The U.S-based electric-vehicles manufacturer sold 184,000 cars in the first three months of 2021, exceeding the expectations of Wall Street. Tesla sold 182,780 of the Model 3 and Model Y. On the other hand, the high-end Model X and Model S reached 2,020. The company added that Model Y saw a high demand in China.
In 2020, Tesla delivered 499,550 cars, and analysts are expecting the electric-car manufacture to continue at the same fast pace of production this year.
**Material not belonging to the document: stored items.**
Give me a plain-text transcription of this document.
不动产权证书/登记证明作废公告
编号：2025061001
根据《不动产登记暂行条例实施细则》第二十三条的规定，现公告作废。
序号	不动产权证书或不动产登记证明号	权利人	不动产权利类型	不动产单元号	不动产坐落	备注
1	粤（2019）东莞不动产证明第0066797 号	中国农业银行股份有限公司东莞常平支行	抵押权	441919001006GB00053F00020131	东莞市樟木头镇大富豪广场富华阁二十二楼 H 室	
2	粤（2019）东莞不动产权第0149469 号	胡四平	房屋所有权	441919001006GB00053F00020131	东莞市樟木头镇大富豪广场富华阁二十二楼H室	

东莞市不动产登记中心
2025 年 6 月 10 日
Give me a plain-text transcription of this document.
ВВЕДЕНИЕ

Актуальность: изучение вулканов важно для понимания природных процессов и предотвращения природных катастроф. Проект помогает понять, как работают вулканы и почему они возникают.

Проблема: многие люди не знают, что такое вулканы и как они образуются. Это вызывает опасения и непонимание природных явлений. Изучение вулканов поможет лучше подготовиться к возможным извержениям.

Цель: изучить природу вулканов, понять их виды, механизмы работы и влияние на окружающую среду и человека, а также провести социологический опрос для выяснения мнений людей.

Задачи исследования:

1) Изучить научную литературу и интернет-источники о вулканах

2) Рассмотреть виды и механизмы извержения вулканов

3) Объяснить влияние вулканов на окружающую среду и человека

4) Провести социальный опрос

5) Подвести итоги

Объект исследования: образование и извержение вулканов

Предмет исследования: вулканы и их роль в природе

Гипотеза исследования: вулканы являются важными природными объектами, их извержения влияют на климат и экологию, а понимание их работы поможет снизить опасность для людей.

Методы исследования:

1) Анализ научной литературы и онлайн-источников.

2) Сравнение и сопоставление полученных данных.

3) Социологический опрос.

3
However, Tesla might face some problems including the global shortage of semiconductors; which caused auto-manufacturing to stagnate in several countries.
Tesla warned of semiconductor shortage
In January, Tesla CFO Zach Kirkhorn warned of obstacles that Tesla would face in the 1st quarter of 2021, including the semiconductor issue.
“Specifically for Q1, our volumes will have the benefit of early Model Y ramp in Shanghai,” Kirkhorn said on a conference call. However, S and X production will be low due to the transition to the newly architected products. Additionally, we’re working extremely hard to manage through the global semiconductor shortage as well as port capacity, which may have a temporary impact.”
The company temporarily stopped producing cars in February, in its gigantic California factory. The “Technoking” and CEO of TSLA “Elon Musk” said that the problem was due to “parts shortages”. The halting of the production isn’t so frequent for car manufacturers.
Ironically, Wall Street is expecting that Tesla would sell over 800,000 cars this year; arguing that the new factories in Texas and Germany will push the production capacity.
Meanwhile, Wedbush Securities analyst Daniel Ives said in a Friday note that he is expecting TSLA to sell over 850,000 in 2021 since the demand for EVs is growing around the world, and President Joe Biden’s commitment to green infrastructure might also help.
“We believe these delivery numbers are a paradigm and sentiment shifter for the space going forward. It’s been a brutal sell-off for Tesla and EVs. But we believe that will now be in the rearview mirror,” Ives said.